はじめに

初めて行われた大学入学共通テスト

では、どう変わったのか。新聞やネットブログなどで見られるように、データなどを読みとれなければ埒が明かない「その場で考える」問題の増加したことです。

もちろん、これまでも「考える」問題は出題されていましたが、そうはいっても問題に習熟して解答を学ぶいわゆるパターンプラクティスが王道であったわけです。典型的にはチャート式数学や、その私立中高一貫校向け教材に多く採用されている『体系数学』の技法だと言えば、現場としてはわかり易いでしょう。

しかし、これからの共通テストに出題される問題は「探求」がテーマになっていると言えます。同じ数Ⅰや数A、あるいは数Ⅱや数Bでも、身の回りの事象を数学的なアプローチで解決することが重視されます。

これらも“パターンプラクティス”で切り抜けることもできなくはありませんが、むしろそんな必要はなく、場面に即してどんな問題なのかと考えることが大切になります。

これまでの入試対策が通用しない

いわば問題をたててしまえば、その解法はコンピュータを活用すればよいから、問題を立てるためにどのような解法があるのか、大まかな理解があればよいことになるのです。

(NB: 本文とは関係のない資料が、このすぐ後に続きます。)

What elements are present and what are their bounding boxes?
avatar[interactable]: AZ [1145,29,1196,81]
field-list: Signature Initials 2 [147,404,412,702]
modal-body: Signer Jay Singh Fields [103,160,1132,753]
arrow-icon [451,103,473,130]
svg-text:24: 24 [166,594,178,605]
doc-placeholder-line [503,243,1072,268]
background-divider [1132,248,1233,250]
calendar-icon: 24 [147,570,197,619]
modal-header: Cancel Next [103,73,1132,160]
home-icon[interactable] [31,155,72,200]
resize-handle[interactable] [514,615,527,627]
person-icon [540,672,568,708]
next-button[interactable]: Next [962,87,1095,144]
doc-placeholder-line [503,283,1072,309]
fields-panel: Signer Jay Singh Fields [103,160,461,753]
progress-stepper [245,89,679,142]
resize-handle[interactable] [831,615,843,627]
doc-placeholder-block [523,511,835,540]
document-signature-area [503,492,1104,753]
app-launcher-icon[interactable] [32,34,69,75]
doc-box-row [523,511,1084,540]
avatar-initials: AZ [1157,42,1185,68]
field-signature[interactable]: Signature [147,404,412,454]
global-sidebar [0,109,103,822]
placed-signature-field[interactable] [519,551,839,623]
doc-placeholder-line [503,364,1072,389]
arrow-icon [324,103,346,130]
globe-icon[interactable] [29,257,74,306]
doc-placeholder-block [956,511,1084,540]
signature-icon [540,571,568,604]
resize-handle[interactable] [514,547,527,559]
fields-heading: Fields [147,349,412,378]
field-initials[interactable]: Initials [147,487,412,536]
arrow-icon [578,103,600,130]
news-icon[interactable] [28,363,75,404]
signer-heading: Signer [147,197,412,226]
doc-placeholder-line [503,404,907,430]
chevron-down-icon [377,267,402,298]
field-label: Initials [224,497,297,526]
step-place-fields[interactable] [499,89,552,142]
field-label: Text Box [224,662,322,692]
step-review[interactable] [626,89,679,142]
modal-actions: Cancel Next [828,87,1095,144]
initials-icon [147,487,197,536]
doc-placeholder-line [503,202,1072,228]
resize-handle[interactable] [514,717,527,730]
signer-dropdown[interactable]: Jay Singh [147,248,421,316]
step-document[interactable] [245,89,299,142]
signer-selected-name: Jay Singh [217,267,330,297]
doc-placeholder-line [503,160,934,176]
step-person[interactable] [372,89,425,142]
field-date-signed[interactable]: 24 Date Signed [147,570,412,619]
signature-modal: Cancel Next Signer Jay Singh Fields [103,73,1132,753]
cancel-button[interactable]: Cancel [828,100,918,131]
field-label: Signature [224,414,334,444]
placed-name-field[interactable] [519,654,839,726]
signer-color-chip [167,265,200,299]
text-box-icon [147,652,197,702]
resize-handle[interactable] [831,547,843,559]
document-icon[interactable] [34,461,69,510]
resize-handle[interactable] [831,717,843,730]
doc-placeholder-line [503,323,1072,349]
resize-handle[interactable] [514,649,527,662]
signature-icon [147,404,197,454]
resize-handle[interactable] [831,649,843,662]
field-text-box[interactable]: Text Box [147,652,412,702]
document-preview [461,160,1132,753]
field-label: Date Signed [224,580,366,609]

しかし、基本的な技法は身につけなくては解法の理解もできないので、従来の数学で学ぶ基本は同じです。応用する部分が純粋数学的な問題というより、身の回りの事情の数学的アプローチを問う、というように変化します。

数学がわかり易いので数学を例にとりましたが、当然ながらデータを統計的に処理して、社会的な問題を解決することは、社会科あるいは理科にも求められることです。数学の技法をどのように現実的課題に応用するかは、他の教科にとっても欠かせません。